Teaser below. Remix online next week. Extended Since Day One B-sides to follow. Still waiting on Ty Evans to get in touch with us regarding a honorary Pretty Sweet guest edit slot. Previously: Dennis Busenitz remix, Ishod Wair remix, DVD extras + Todd Shaw re-edit.

Have a good weekend.

Day Shift

Saw a new video on 48 Blocks (embedded at the bottom of this post) and got hyped enough to go looking for some lifestyle-y SF photos from the nineties.

Somehow wound up on Flickr and spotted this Ramondetta photo (yes, obviously, it’s not from the nineties) from Travis Jensen’s Flickr page, with this write-up below:


“My office is located on the 6th Floor of one of the Embarcadero Center Towers in downtown San Francisco. The view overlooks world renowned skate spot “Hubba Hideout.”

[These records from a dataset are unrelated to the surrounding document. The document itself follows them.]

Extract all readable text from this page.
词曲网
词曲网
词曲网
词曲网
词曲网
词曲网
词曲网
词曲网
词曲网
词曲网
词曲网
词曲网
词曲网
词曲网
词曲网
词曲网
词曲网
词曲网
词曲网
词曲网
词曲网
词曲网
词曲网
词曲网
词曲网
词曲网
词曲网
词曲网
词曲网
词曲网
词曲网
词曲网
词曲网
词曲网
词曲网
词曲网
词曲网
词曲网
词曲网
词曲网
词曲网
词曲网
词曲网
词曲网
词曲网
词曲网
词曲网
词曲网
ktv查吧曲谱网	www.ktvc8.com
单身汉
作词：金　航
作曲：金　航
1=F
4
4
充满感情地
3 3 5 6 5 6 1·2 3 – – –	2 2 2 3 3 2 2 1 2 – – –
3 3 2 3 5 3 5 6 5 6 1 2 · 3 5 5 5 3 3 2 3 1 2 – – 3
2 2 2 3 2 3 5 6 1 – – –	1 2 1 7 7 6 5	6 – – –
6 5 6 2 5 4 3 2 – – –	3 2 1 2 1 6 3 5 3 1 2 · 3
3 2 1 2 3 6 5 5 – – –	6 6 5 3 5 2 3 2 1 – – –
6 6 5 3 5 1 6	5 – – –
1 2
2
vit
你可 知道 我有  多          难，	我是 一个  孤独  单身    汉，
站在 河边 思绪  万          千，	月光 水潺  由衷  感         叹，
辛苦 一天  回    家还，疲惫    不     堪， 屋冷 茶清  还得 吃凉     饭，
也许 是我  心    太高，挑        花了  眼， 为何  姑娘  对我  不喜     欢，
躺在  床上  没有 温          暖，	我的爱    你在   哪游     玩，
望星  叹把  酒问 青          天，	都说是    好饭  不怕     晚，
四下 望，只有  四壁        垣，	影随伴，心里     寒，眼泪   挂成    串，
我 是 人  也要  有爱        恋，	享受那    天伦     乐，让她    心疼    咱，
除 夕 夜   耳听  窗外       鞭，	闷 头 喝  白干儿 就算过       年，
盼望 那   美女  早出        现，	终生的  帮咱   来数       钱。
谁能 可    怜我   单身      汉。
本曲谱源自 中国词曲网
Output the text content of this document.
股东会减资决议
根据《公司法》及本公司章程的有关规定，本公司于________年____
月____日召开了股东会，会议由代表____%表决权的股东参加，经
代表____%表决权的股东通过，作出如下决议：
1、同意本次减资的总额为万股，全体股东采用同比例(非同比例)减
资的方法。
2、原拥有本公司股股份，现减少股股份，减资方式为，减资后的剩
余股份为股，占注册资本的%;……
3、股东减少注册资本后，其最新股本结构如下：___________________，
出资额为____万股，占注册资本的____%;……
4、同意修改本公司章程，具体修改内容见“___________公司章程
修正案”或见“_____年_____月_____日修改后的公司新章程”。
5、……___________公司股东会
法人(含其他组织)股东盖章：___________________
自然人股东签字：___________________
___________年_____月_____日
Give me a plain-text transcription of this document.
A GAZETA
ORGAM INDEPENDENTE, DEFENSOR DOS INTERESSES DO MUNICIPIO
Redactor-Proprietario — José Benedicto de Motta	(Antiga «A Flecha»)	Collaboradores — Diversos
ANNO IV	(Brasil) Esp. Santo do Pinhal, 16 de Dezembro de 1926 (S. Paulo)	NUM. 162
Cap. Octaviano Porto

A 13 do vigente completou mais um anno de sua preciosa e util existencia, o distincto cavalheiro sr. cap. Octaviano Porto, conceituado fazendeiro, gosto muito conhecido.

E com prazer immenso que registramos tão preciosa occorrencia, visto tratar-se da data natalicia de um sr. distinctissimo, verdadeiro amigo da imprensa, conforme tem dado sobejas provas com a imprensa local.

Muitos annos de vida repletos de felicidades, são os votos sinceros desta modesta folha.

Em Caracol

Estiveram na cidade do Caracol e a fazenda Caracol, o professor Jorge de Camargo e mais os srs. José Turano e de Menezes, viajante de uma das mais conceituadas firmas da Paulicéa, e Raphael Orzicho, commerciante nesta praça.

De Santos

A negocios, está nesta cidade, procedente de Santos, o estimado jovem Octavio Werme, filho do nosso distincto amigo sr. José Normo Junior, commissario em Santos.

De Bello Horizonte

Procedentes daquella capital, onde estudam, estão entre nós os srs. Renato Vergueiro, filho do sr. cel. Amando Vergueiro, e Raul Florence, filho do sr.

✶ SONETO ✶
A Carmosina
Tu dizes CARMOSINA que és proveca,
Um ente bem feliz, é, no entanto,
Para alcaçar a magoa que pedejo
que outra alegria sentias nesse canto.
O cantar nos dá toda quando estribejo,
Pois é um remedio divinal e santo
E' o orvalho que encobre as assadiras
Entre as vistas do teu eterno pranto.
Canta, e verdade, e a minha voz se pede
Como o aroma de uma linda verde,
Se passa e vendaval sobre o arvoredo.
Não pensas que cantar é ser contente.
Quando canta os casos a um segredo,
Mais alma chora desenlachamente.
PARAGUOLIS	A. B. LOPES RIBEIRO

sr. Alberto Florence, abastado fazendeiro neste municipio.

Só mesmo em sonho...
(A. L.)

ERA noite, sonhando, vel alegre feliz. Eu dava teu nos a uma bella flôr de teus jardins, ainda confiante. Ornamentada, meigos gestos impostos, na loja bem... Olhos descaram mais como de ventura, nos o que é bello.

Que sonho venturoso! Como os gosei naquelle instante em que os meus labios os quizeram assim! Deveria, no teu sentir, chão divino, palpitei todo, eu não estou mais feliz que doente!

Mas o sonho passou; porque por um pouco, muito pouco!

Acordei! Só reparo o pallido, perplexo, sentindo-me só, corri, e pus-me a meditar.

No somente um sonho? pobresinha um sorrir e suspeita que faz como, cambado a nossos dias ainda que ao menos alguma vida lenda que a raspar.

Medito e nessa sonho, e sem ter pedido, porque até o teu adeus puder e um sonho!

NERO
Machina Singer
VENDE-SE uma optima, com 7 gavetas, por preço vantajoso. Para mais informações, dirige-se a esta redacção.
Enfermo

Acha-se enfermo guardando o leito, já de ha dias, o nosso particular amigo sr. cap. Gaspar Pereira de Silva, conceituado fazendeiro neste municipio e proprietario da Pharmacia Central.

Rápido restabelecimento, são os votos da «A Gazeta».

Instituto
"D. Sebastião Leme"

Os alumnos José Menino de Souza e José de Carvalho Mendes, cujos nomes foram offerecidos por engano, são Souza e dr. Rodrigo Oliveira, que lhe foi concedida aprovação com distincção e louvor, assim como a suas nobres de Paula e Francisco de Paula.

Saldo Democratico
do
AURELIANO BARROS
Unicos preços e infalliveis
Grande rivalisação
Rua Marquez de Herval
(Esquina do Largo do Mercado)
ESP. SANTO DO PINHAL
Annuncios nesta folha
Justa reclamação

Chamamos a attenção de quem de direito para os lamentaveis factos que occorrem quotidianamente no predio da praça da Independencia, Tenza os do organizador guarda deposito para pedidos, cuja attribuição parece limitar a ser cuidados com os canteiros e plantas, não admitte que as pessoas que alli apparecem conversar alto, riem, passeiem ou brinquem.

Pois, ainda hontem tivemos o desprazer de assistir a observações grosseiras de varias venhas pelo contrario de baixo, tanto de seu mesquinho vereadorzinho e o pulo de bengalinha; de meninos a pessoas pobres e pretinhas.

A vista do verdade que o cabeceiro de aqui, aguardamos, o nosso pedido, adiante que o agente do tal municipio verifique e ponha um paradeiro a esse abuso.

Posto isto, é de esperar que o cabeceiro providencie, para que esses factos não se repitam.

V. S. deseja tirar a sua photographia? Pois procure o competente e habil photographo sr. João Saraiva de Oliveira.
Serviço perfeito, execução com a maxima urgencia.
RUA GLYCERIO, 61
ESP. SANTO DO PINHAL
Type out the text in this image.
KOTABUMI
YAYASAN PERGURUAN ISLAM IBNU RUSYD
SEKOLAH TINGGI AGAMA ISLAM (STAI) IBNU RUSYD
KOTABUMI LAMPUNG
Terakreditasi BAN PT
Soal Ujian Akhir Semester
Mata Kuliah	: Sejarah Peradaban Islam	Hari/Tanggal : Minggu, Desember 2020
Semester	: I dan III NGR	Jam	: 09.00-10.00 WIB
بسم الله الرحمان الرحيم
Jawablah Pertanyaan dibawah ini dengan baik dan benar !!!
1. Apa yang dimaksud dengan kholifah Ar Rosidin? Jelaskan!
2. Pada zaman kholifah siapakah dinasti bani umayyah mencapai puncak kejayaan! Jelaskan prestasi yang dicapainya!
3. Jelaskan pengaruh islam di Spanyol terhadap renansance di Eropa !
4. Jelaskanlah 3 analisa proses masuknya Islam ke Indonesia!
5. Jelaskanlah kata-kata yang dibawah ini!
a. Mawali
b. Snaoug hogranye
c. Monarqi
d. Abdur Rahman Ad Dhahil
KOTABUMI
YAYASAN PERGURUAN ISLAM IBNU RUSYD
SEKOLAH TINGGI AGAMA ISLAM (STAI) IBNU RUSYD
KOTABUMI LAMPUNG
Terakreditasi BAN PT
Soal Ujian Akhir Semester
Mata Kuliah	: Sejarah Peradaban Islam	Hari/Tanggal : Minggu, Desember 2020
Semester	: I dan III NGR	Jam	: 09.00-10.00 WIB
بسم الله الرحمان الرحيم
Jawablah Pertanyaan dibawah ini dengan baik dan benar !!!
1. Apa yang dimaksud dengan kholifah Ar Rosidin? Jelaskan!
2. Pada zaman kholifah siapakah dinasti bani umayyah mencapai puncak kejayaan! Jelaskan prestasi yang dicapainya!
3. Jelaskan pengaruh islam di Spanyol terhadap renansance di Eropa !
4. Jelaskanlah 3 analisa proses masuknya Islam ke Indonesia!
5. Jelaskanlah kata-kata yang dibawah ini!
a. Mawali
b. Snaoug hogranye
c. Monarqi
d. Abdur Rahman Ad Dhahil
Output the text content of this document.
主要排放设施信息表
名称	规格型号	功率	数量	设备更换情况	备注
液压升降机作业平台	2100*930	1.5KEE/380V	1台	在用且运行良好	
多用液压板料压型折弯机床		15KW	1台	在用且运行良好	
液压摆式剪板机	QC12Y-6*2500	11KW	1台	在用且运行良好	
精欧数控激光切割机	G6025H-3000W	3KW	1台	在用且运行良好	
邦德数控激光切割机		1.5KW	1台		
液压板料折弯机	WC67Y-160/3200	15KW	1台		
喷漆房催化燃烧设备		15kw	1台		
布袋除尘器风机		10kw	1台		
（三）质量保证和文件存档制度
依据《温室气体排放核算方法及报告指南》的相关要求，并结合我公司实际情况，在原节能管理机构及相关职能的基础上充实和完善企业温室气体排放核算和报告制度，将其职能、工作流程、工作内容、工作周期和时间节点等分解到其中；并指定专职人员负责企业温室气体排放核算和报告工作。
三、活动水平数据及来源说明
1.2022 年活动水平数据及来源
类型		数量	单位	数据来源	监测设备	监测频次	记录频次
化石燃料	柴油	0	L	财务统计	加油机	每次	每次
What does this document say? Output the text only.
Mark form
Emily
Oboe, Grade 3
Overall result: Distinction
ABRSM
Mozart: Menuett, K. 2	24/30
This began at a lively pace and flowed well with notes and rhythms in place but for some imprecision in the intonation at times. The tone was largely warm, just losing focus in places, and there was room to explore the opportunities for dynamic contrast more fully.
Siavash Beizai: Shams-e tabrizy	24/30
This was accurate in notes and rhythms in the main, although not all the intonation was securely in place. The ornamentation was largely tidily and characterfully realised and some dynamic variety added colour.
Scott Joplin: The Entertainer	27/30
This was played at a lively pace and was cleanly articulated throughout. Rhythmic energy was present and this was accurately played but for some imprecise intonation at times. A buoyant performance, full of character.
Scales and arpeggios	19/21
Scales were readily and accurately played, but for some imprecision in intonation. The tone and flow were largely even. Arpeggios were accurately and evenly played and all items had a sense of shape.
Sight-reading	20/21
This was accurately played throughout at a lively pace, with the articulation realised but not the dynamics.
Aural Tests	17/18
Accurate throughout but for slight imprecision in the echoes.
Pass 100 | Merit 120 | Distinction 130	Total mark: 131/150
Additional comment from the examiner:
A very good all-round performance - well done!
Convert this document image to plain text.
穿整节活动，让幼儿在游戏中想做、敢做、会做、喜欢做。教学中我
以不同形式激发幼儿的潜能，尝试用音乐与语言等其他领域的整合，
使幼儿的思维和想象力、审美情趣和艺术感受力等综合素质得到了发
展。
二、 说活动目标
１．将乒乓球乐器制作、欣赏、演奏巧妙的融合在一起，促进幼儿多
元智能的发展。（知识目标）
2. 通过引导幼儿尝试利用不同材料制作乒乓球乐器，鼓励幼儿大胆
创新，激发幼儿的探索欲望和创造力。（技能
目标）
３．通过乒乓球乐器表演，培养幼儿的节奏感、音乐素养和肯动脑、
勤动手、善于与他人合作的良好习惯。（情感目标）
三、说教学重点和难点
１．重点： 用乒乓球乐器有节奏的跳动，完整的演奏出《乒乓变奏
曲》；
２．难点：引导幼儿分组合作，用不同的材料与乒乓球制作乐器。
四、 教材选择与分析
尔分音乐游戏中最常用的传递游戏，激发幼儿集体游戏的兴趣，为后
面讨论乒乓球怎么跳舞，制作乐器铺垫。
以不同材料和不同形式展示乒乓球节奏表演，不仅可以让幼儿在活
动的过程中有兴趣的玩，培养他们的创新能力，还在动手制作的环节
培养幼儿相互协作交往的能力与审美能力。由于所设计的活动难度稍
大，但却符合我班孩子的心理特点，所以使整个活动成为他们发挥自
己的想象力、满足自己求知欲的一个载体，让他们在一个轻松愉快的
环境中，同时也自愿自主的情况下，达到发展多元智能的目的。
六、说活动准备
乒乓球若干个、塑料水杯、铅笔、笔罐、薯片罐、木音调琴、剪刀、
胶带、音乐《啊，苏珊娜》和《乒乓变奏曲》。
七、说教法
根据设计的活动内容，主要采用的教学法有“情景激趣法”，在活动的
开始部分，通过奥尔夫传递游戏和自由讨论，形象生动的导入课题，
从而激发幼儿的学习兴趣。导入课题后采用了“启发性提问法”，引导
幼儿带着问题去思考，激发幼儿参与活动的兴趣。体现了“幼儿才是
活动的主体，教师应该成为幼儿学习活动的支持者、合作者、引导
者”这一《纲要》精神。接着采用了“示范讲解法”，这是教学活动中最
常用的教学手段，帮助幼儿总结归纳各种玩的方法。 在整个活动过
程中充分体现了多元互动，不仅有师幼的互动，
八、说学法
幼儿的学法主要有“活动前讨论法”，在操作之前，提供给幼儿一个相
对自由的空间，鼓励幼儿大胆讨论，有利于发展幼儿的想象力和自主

Located in Ferry Park, in the heart of The City’s Financial District, Hubba Hideout consists of two waist-high ledges that align the stairs of the elevated walkway connecting Ferry Park and One Maritime Plaza. Hubba, if you don’t know, is slang for crack. The spot, which sits on a slight hill surrounded by large trees, earned its nickname in the early ‘90s, as it was a popular incognito place for individuals to congregate and smoke crack, high-level execs in tailor-made suits included.

Now a popular afternoon drinking and weed smoking spot, throughout the 90s and into the early millennium, Hubba Hideout to street skateboarding was like Maverick’s or Pipeline is to surfing, meaning you didn’t skate there unless you knew what the hell you were doing. Many a skaters have gotten their asses handed to them on a platter messing around at Hubba.

In the early millennium, the city and many businesses were able to curb skateboarding with the induction of skate-stoppers (steel knobs affixed to ledges, handrails and other surfaces to prevent skateboarding). Hubba was one of the first spots to go. The spot has since been de-knobbed by local vigilante skateboarders at least ten times.

Although there are currently no skate stoppers on the ledges, the city has removed a good chunk of the landing area and replaced it with gravel, making the spot virtually unskateable without lying down a sheet of plywood, masonite or metal.

Occasionally, from the 6th floor of my office, I’ll see skaters — tourists mostly, sizing up the ledges. Very few actually skate them. They mostly go there to pay homage. However, on the day this particular photo was taken, I heard the clickety-clack of skateboards and looked down to see professional skateboarders Peter Ramondetta and Brian Anderson, photographer Gabe Morford, and a couple other cats that I couldn’t make out. Peter and Brian were gearing up to get down on the ledges. I took this as a que to get my camera.